Today is a sad day in Colerain Township and the rest of Hamilton County. For me, firefighters have always been the epitome of heroes (in a world and at a time when we use that word far too freely): their job is to keep us safe from situations that most of us would run screaming from. Losing two of our local heroes is tragic.
But I was furious this morning as I watched the local news media cover the story. As I was getting ready to leave, between 7 and 9 this morning, reports started coming in that two firefighters were "missing" at a fire in Colerain. Then word came that the firefighters had perished. This was before any confirmation from Colerain's Public Information Officer; Channel 5 and Channel 9 (I don't know about Channel 12) freely admitted that they were reporting information based on radio communications they heard over their scanners.
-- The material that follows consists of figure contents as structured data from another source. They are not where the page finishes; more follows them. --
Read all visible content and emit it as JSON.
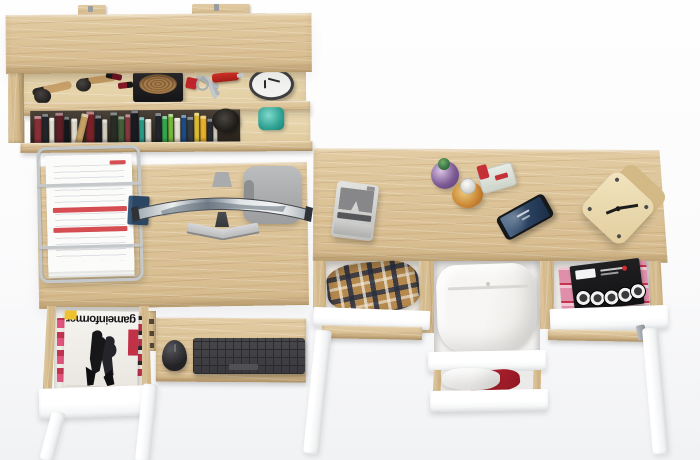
{
  "scene": {
    "description": "Top-down render of an oak home-office set: wall shelf with accessories and books, desk with curved monitor, keyboard tray and open magazine drawer, plus a second desk with three open drawers of clothing and magazines",
    "background_top": "#fefefe",
    "background_bottom": "#f1f2f4"
  },
  "palette": {
    "oak_wood": "#d8bd92",
    "oak_light": "#e7d6ae",
    "oak_edge": "#a8895c",
    "drawer_white": "#ffffff",
    "keyboard_gray": "#434347",
    "chair_gray": "#adaeb0",
    "accent_red": "#c2272d",
    "teal_glass": "#2fa193",
    "plaid_navy": "#2c3442",
    "plaid_tan": "#b5894e",
    "magazine_pink": "#e08fab",
    "phone_screen_blue": "#426082"
  },
  "shelf": {
    "items": [
      "makeup-brushes",
      "lipsticks",
      "basket-in-tray",
      "keys-with-red-fob",
      "pocket-knife",
      "alarm-clock",
      "camera-lens",
      "teal-glass",
      "books"
    ],
    "books": [
      {
        "c": "#8d3038",
        "w": 7,
        "h": 28
      },
      {
        "c": "#23262c",
        "w": 6,
        "h": 30
      },
      {
        "c": "#eee8da",
        "w": 5,
        "h": 26
      },
      {
        "c": "#5d2027",
        "w": 8,
        "h": 31
      },
      {
        "c": "#16191f",
        "w": 5,
        "h": 27
      },
      {
        "c": "#e5dfd2",
        "w": 6,
        "h": 25,
        "g": 2
      },
      {
        "c": "#c9a467",
        "w": 7,
        "h": 30,
        "r": 14
      },
      {
        "c": "#7c2129",
        "w": 8,
        "h": 32
      },
      {
        "c": "#1a1d23",
        "w": 6,
        "h": 28
      },
      {
        "c": "#dcd6c8",
        "w": 5,
        "h": 24
      },
      {
        "c": "#2a2e26",
        "w": 7,
        "h": 31,
        "g": 3
      },
      {
        "c": "#44613c",
        "w": 6,
        "h": 27
      },
      {
        "c": "#8e3a42",
        "w": 5,
        "h": 29
      },
      {
        "c": "#191c22",
        "w": 7,
        "h": 33
      },
      {
        "c": "#2aa18f",
        "w": 5,
        "h": 26
      },
      {
        "c": "#e6e1d5",
        "w": 6,
        "h": 24
      },
      {
        "c": "#23272d",
        "w": 6,
        "h": 30,
        "g": 4
      },
      {
        "c": "#35b152",
        "w": 5,
        "h": 27
      },
      {
        "c": "#7ec13f",
        "w": 5,
        "h": 29
      },
      {
        "c": "#e9e5da",
        "w": 6,
        "h": 25
      },
      {
        "c": "#1d508c",
        "w": 5,
        "h": 28
      },
      {
        "c": "#383d44",
        "w": 6,
        "h": 26
      },
      {
        "c": "#e5c534",
        "w": 5,
        "h": 30
      },
      {
        "c": "#f0b42c",
        "w": 6,
        "h": 27
      },
      {
        "c": "#2b2f36",
        "w": 5,
        "h": 24
      },
      {
        "c": "#ded9cc",
        "w": 4,
        "h": 22
      }
    ]
  },
  "left_desk": {
    "objects": [
      "wire-document-tray",
      "blue-notebook",
      "curved-monitor",
      "office-chair",
      "keyboard",
      "mouse"
    ],
    "magazine_title": "gameinformer",
    "drawer_contents": "video-game magazines"
  },
  "right_desk": {
    "objects": [
      "printer",
      "perfume-bottles",
      "smartphone",
      "wooden-cube-clock"
    ],
    "drawer_contents": [
      "plaid-shirt",
      "white-trousers",
      "white-and-red-garment",
      "music-magazines"
    ]
  }
}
Why does a story like this warrant breaking news coverage? From the moment the local media recounted reports of missing firefighters, every family-member of every on-duty Colerain firefighter had to have been a wreck. There was no public need-to-know involved. The burning house was at the end of a dead-end street, so there were no traffic issues. The fire didn't pose any apparent threat to surrounding houses, and the smoke didn't even come close to giving rise to the need to evacuate anyone.
There's a good possibility that the families of the two firefighters who passed away this morning first learned that their loved one might be in peril on the morning news. Is that really the decent thing to do? When there's no public emergency, wouldn't it be better to let family notifications take place in the most dignified manner possible?
Several years ago, I met a woman whose teenage grandson had died in a fire. Her grandson was living with her at the time of the fire. She learned of the fire and rushed back to her house. The police wouldn't let her down the street, and instead had her wait with a friendly neighbor. As they waited for the police to come and give them some information, they had the television on. Imagine the woman's horror when a news chopper showed a live shot of what was obviously a body covered by a tarp in the front lawn of her smouldering home.
CNN and its progeny have conditioned us to expect to learn of "events" as they unfold. But at some point, producers have to start making responsible decisions about which stories warrant immediate coverage and which can wait until a decent interval has passed. Was our community better-served by the nearly live coverage of firefighters hugging each other in grief and sorrow, or were these truly private moments that could have stayed private? Was there some compelling reason to immediately report the death of two firefighters before their identities were confirmed and their families notified, or could we have waited until the noon news for that information?
Anyone who has experienced the sudden, unexpected loss of a family member knows that there is no "easy" way to learn of a loved one's passing. But I can't imagine how much more difficult it must be for it to be disclosed via a crawling ticker during Good Morning America. At some point in the last couple decades, "news" has become synonymous with voyeurism. Maybe it's time to for the media to address that.